Dans les années 1990, une bonne partie de la recherche menée par la professeure experte en manutention et traitement des déchets organiques porte d’ailleurs sur les procédés en vigueur dans les réservoirs de stockage agricoles. Elle a par exemple mis au point un système pour faciliter la transformation des déchets animaux dans une cuve qui ne requiert pas une température constante élevée comme c’est le cas dans les bioréacteurs. Ce procédé peu coûteux n’a cependant pas été commercialisé, faute de fonds suffisants pour poursuivre les recherches.

La production animale passionne aussi celle que son père agriculteur considérait comme son bras droit. Plusieurs de ses recherches portent sur les bâtiments agricoles, et combinent ses connaissances en physique et en chimie, mais aussi sur le vivant. « Pour concevoir un espace, c’est très important de prendre en compte le comportement d’une vache ou d’une poule pondeuse, explique cette pédagogue dans l’âme. Par exemple, les robots de traite, où les vaches laitières vont volontairement se faire traire, doivent aussi fournir de la nourriture et de l’eau. L’animal a faim et soif après avoir été couché de 10 à 12 heures par jour. »

Très pragmatique, cette enseignante à la retraite prône un enseignement proche de la vraie vie. Dans ses cours, elle faisait souvent appel à sa propre expérience pour mieux préparer ses étudiantes et étudiants à leur future carrière. Comment s’assurer, par exemple, qu’un client va payer sa facture à la fin d’un contrat de consultation ? Que faire pour vérifier si un béton tout juste coulé est de qualité ? Autant de questions auxquelles les étudiantes et étudiants ont trouvé réponse en rencontrant des gens du métier que la professeure Barrington invitait à intervenir dans ses classes.

Après près d’un demi-siècle à naviguer dans le domaine du génie agricole, Suzelle Barrington a conscience de la valeur du regard unique qu’elle porte sur sa profession.

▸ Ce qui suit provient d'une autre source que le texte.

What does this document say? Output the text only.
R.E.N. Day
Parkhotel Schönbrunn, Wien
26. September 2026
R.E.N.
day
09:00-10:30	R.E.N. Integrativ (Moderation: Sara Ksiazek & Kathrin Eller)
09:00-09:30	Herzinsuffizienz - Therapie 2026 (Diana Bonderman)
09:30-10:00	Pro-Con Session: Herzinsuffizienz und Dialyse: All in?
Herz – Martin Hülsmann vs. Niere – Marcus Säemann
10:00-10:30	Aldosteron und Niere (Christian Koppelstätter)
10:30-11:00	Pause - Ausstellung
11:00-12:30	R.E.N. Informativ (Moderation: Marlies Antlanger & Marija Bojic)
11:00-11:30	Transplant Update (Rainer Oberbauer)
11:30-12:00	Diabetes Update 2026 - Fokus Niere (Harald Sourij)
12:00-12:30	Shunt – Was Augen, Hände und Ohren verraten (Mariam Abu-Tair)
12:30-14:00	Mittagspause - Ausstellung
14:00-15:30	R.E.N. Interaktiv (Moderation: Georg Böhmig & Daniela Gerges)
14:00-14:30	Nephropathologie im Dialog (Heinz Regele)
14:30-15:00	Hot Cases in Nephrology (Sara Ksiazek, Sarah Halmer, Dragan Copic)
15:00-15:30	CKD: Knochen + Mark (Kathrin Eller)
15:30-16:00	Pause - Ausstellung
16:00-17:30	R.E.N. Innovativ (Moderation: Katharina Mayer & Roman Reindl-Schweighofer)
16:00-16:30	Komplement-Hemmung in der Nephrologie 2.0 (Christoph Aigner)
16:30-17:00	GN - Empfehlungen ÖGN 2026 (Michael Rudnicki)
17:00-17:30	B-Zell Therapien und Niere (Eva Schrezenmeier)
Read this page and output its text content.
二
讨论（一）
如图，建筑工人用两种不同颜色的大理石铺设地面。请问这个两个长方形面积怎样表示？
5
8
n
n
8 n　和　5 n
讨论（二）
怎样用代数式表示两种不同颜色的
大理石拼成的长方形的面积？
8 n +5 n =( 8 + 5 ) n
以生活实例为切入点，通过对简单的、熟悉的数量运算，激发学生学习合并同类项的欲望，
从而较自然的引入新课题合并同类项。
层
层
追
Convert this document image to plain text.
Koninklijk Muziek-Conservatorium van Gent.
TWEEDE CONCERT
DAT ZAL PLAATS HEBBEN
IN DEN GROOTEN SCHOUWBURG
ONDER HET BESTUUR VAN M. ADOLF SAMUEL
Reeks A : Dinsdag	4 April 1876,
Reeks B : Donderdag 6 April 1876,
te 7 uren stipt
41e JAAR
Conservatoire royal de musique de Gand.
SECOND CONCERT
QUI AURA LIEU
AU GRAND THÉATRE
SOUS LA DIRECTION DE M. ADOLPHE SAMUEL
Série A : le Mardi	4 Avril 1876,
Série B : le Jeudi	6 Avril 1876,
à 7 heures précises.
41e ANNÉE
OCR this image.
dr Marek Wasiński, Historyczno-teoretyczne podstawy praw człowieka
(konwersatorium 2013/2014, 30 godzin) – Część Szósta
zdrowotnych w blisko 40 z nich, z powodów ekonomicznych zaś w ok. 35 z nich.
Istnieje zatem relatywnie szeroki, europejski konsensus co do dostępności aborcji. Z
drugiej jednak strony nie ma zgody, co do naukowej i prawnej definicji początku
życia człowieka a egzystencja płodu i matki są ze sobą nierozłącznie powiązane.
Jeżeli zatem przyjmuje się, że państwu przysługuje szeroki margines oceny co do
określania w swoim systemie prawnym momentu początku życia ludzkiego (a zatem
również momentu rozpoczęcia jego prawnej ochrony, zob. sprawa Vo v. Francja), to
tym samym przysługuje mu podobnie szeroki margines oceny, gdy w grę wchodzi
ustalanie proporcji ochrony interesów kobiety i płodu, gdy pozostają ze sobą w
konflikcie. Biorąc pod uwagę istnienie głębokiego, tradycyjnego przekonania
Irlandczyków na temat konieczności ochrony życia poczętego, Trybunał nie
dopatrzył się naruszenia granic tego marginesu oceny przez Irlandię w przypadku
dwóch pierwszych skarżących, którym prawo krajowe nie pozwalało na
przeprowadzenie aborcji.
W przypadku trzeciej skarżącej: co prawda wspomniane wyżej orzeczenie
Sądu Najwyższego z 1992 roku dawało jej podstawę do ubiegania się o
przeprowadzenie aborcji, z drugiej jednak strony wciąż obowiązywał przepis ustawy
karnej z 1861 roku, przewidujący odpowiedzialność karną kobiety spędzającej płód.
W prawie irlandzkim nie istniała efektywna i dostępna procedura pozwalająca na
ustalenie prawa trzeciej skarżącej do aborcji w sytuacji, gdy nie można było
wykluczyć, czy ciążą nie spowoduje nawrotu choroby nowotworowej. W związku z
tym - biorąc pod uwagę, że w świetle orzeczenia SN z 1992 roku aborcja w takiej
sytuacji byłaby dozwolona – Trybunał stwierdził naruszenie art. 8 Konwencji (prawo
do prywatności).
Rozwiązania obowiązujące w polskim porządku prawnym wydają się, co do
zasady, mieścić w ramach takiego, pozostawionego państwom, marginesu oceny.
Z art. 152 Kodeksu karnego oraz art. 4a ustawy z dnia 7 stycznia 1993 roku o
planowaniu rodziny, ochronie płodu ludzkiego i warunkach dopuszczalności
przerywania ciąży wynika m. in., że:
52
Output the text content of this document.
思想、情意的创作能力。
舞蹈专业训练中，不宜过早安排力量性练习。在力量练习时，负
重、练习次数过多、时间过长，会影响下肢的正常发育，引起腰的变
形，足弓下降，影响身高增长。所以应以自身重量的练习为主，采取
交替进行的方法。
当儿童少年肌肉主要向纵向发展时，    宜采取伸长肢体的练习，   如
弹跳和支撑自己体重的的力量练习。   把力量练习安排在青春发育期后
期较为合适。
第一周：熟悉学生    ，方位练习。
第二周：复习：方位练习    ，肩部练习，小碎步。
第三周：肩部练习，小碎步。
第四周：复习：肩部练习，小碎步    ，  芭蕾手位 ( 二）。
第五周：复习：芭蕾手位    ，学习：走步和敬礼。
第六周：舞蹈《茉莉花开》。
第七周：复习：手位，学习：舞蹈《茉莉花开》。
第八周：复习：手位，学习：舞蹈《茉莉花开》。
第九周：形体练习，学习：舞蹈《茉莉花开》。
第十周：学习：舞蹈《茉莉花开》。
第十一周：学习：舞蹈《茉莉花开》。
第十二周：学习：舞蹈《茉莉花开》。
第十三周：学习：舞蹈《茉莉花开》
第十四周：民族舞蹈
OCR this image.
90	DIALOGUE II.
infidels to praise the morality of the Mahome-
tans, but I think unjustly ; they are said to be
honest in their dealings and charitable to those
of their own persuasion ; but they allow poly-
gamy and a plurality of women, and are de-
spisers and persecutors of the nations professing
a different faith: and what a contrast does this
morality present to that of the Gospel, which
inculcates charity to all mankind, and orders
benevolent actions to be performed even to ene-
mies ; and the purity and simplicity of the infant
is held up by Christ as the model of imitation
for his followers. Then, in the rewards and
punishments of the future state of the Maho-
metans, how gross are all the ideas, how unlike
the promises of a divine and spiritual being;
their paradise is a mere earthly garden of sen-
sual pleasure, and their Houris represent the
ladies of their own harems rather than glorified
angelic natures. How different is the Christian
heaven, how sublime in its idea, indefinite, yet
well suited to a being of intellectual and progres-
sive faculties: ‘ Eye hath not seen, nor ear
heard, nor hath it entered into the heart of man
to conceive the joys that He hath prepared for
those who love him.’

C’est pourquoi elle a apporté son expertise pendant 10 ans au Comité d’inspection professionnelle de l’Ordre des ingénieurs du Québec et a représenté l’Ordre au Bureau canadien des conditions d’admission en génie. Elle a aussi siégé durant deux décennies au Bureau canadien d’agrément des programmes de génie d’Ingénieurs Canada, et elle donne de son temps pour une meilleure représentation des femmes en génie. « Il faut que les entreprises sortent des sentiers battus en diversifiant leur personnel, déclare-t-elle. Les patrons doivent améliorer la vie des femmes qu’ils emploient pour leur donner accès à des postes de responsabilité. Au bout du compte, ils seront gagnants, car les réalisations vont être meilleures ! »

 

Femme de liens

L’engagement de Suzelle Barrington dans la communauté ne se limite pas au génie. Depuis cinq ans, elle octroie des bourses à des élèves de l’école secondaire Chateauguay Valley, à Ormstown, son lieu de résidence. Son exigence : les personnes candidates doivent être impliquées socialement et étudier ensuite dans le domaine de leur choix.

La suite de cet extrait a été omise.